Le lundi 30 mai premier jour de plongée, nous le consacrons à installer les bouteilles de sécurité et selon notre habitude elles seront installées au-delà de l'étroiture de -12m par Stefano et Massimiliano chargés de mettre en place l'ensemble du système de décompression et Jean-Jacques l'installera au-delà de l'étroiture de -89m une bouteille de 15 l. Ma tâche est de déposer une bouteille de 20 l à -72m et d'aller rendre visite à la galerie que nous avons vue avec Lorenzo durant les explorations de début mai, alors que nous tournions quelques reprises de la zone du fond.

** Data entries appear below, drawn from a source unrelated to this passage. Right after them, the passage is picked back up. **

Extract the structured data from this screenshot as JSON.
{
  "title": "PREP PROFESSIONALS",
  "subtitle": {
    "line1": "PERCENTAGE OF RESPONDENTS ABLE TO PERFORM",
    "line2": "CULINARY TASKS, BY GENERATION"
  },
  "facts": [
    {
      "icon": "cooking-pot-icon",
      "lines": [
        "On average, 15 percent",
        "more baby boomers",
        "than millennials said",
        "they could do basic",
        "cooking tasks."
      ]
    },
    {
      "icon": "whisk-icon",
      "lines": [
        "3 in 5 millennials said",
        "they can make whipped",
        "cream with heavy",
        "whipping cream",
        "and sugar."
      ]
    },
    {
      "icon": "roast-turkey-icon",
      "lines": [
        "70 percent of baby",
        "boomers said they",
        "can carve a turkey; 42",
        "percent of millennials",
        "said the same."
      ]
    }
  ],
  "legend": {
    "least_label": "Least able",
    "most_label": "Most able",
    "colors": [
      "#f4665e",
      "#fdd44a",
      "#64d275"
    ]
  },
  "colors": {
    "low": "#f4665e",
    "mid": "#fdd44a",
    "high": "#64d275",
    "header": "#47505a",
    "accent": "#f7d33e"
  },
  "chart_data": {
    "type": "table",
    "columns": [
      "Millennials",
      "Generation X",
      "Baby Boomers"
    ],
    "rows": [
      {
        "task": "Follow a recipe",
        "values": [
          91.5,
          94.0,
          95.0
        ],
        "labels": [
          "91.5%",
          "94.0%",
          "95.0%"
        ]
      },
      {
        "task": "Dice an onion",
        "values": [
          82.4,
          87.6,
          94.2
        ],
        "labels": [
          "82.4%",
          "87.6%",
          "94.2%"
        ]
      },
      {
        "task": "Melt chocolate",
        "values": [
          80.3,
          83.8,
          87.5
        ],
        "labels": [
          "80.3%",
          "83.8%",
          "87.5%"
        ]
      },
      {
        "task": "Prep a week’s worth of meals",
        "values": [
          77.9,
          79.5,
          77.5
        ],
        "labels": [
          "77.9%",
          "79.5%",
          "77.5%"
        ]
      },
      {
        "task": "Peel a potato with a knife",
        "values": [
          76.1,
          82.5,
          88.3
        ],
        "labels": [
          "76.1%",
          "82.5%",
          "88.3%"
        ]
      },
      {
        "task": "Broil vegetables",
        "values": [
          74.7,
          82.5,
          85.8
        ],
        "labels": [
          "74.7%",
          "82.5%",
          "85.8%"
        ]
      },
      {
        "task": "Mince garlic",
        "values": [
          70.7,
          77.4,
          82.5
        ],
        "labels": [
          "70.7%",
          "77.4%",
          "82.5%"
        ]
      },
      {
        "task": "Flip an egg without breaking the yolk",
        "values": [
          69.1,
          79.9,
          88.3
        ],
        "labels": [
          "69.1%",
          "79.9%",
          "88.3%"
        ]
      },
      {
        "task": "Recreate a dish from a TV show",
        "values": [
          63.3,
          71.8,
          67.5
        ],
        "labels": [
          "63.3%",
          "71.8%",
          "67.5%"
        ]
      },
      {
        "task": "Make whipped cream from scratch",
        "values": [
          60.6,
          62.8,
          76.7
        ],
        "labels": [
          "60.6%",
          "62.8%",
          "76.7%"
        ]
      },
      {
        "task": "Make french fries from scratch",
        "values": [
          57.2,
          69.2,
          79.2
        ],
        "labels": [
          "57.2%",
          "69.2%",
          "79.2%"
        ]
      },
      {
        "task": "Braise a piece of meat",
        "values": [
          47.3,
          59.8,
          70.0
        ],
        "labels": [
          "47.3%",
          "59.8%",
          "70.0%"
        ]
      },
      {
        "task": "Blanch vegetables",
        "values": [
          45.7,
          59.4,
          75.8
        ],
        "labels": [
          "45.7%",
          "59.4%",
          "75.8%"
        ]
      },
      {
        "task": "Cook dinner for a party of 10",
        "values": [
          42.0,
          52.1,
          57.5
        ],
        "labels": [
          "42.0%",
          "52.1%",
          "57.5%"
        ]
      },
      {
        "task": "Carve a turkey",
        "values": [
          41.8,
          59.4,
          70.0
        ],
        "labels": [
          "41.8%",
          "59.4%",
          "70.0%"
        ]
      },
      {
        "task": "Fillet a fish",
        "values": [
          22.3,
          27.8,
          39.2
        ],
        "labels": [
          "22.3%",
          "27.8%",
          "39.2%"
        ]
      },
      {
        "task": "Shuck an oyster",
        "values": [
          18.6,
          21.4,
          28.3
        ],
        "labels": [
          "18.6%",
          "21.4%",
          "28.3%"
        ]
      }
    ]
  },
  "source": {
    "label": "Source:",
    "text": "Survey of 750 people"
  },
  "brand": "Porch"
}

Je pars dès que la ligne de décompression a été complètement installée, je récupère la bouteille de 20 l que je dépose à l'endroit prévu et atteint -80m où je tente d'amarrer le fil loin du fil principal mais ne trouve aucun endroit convenable pour l'installer. Je me contente d'un ancrage précaire, commence à remonter et m'introduis dans la fracture où je tente à nouveau à fixer le fil, mais la roche des parois bien que découpée ne le permet pas car la plupart des becquets saillants se brisent, la qualité de la roche étant ici comme dans toute la cavité de mauvaise qualité. Je suis heureux d'être en CCR car en circuit ouvert ce serait l' enième remontée difficile avec zéro de visibilité.

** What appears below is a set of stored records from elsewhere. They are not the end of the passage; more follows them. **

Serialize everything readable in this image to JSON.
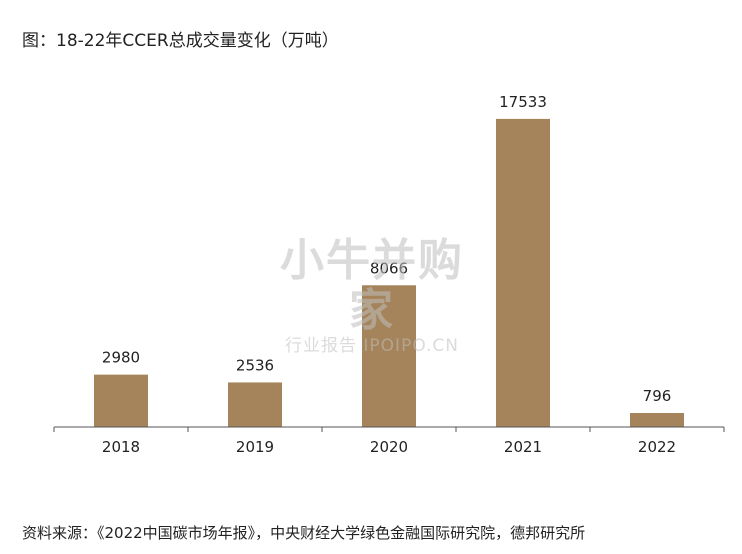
{
  "title": "图：18-22年CCER总成交量变化（万吨）",
  "source": "资料来源：《2022中国碳市场年报》，中央财经大学绿色金融国际研究院，德邦研究所",
  "watermark": {
    "main": "小牛并购家",
    "sub": "行业报告 IPOIPO.CN"
  },
  "colors": {
    "bar": "#a6845b",
    "axis": "#555555",
    "text": "#222222"
  },
  "chart_data": {
    "type": "bar",
    "title": "图：18-22年CCER总成交量变化（万吨）",
    "xlabel": "",
    "ylabel": "",
    "categories": [
      "2018",
      "2019",
      "2020",
      "2021",
      "2022"
    ],
    "values": [
      2980,
      2536,
      8066,
      17533,
      796
    ],
    "ylim": [
      0,
      18950
    ],
    "grid": false,
    "data_labels": true
  }
}
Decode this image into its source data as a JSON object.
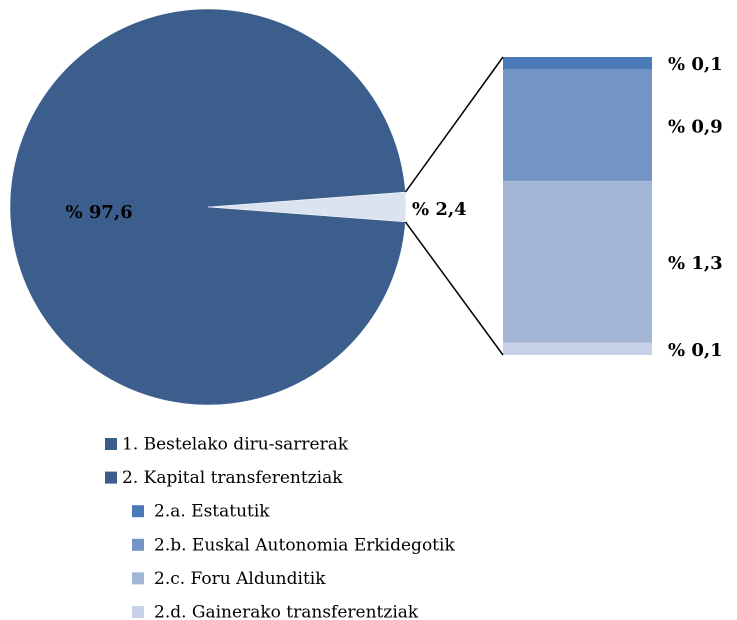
{
  "chart_data": {
    "type": "bar-of-pie",
    "pie": {
      "categories": [
        "1. Bestelako diru-sarrerak",
        "2. Kapital transferentziak"
      ],
      "values": [
        97.6,
        2.4
      ],
      "value_labels": [
        "% 97,6",
        "% 2,4"
      ],
      "colors": [
        "#3b5e8c",
        "#dce3f0"
      ]
    },
    "bar": {
      "categories": [
        "2.a. Estatutik",
        "2.b. Euskal Autonomia Erkidegotik",
        "2.c. Foru Aldunditik",
        "2.d. Gainerako transferentziak"
      ],
      "values": [
        0.1,
        0.9,
        1.3,
        0.1
      ],
      "value_labels": [
        "% 0,1",
        "% 0,9",
        "% 1,3",
        "% 0,1"
      ],
      "colors": [
        "#4a7ab8",
        "#7396c7",
        "#a3b5d5",
        "#c7d1e7"
      ]
    },
    "legend_colors": [
      "#3b5e8c",
      "#3b5e8c",
      "#4a7ab8",
      "#7396c7",
      "#a3b5d5",
      "#c7d1e7"
    ]
  }
}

Soudainement je sens le fil mou; l'ancrage n'a pas tenu! Cela ne me préoccupe pas trop car la fracture remonte verticalement et l'autonomie du CCR est suffisante pour me permettre de faire face à une situation difficile. Les bulles que j'émets en montant augmentent la turbidité de l'eau c'est ainsi que j'atteins à -70m une zone ou la galerie se rétrécit. En redescendant, je suis obligé de rembobiner le fil puisque je n'ai pas pu le fixer et me laisse quasiment tomber jusqu'à -80m en enlevant toute trace de fil puisque celui-ci ne sert plus à rien.

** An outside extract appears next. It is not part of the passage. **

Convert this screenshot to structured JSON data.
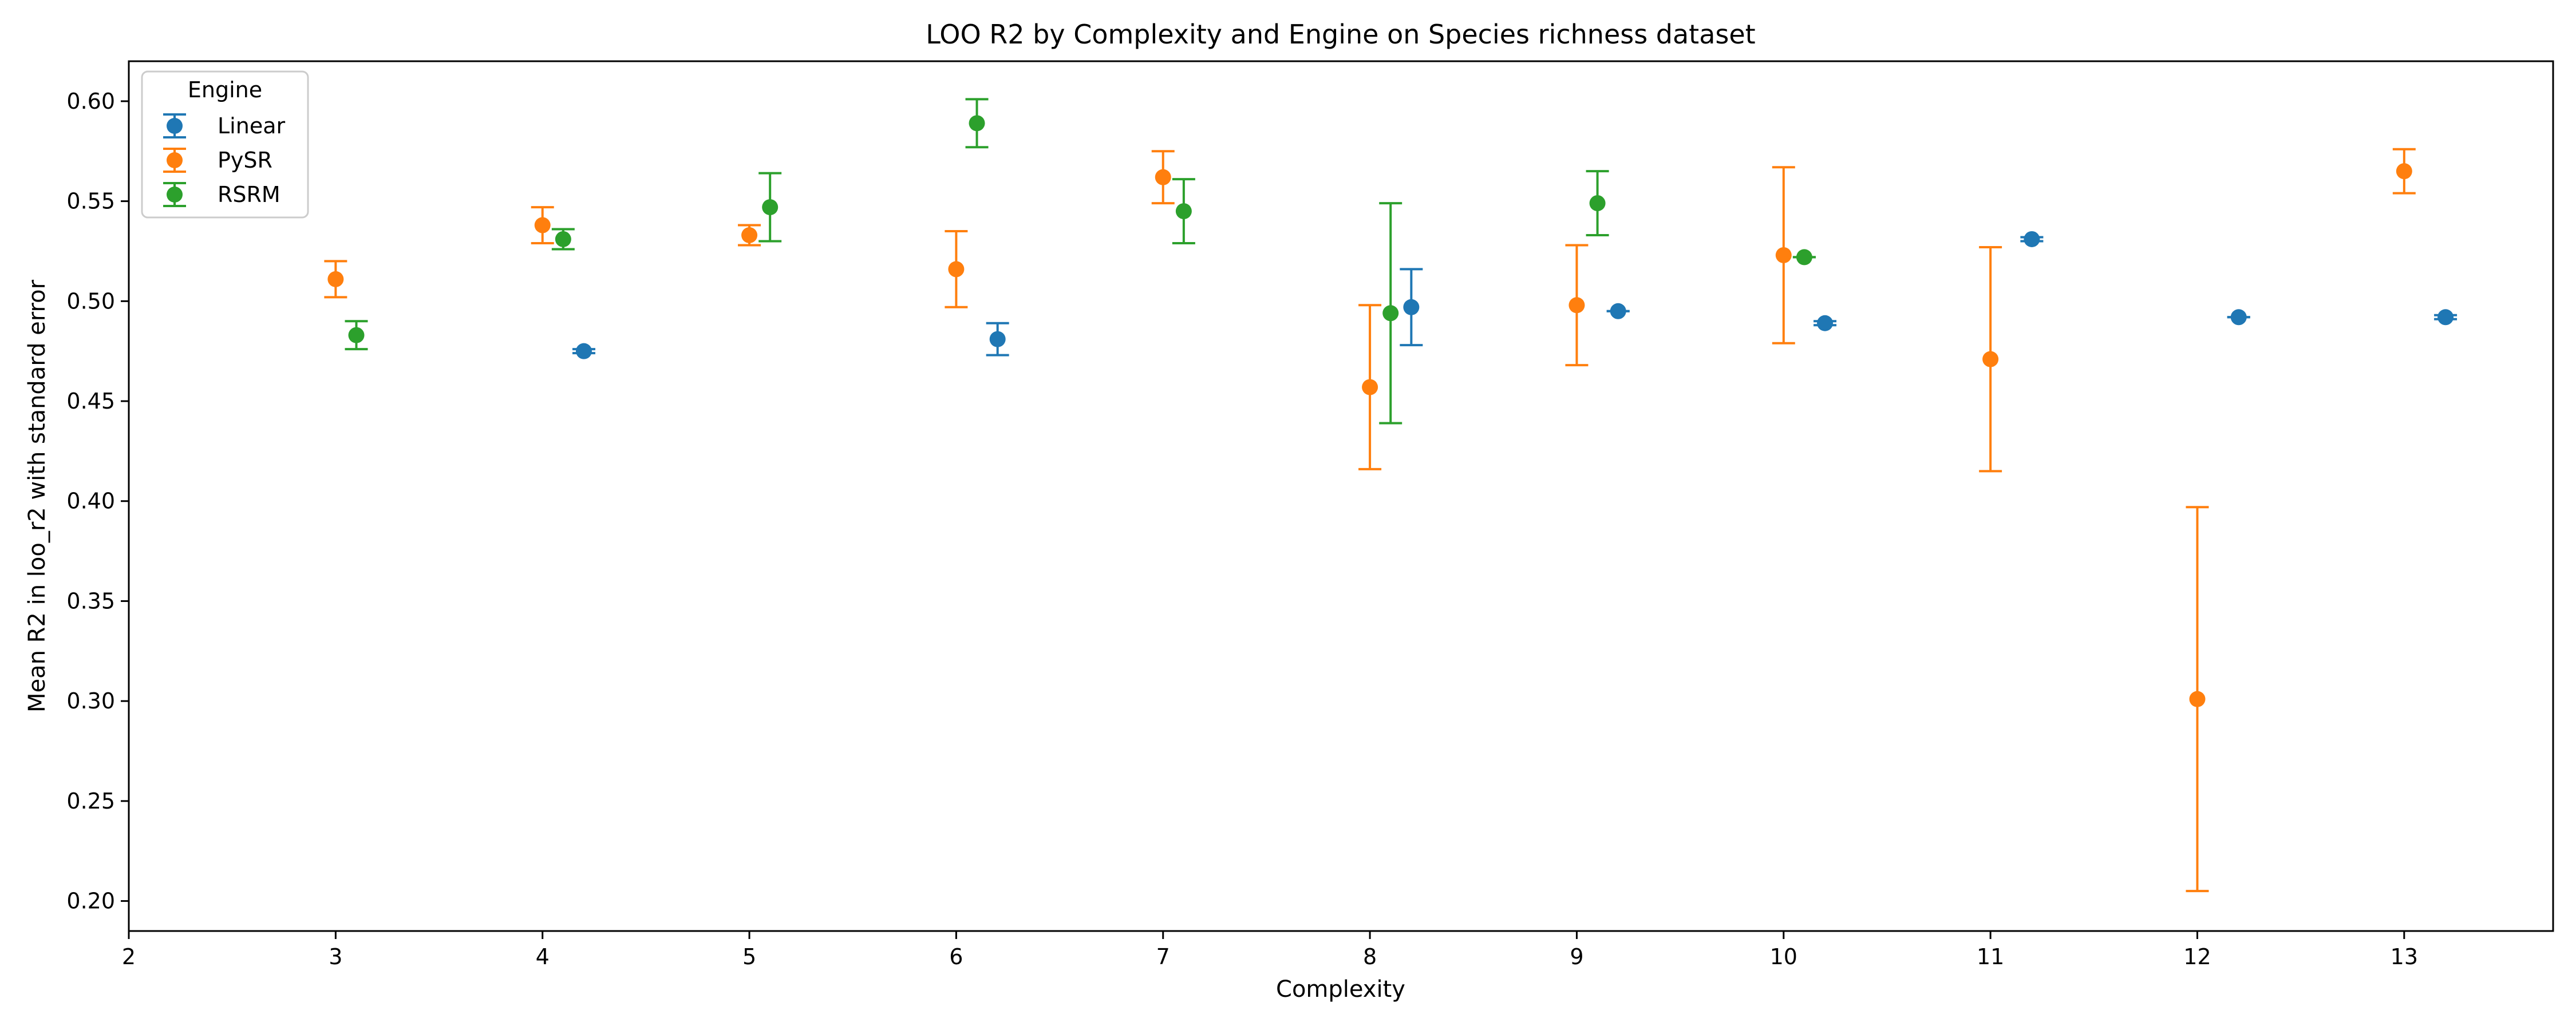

Je commence à remonter vers la sortie et arrivé à -21m je vois passer Jean-Jacques qui entame-là sa deuxième plongée solo en CCR, il me salue et se laisse glisser dans le puits. J'éprouve une étrange sensation à le voir descendre sans émettre aucune bulle: j'étais toujours habitué à le voir avec son SCR à élimination passive et même si nous avons passé une dizaine de jours ensemble à s'entraîner avec son nouveau CCR cela me fait drôle. Je sors de l'eau, arrange le matériel et discute avec Stefano et Massimiliano, entre-temps pas de signe de Jean-Jacques. Je connais les temps de parcours mais n'arrive toujours pas à me l'imaginer avec un CCR et donc m'attends à voir des bulles d'air; l'eau frémit quelque peu quand Jean-Jacques arrive à -6m et rince les poumons: maintenant je suis tranquillisé. Stefano et Massimiliano rentrent à la maison pendant que Jean-Jacques et moi restons auprès de la source pour laisser sécher nos combinaisons. Nous passerons la nuit dans le canton du Tessin pour éviter les 90 minutes de route qui nous séparent de ma maison en Italie.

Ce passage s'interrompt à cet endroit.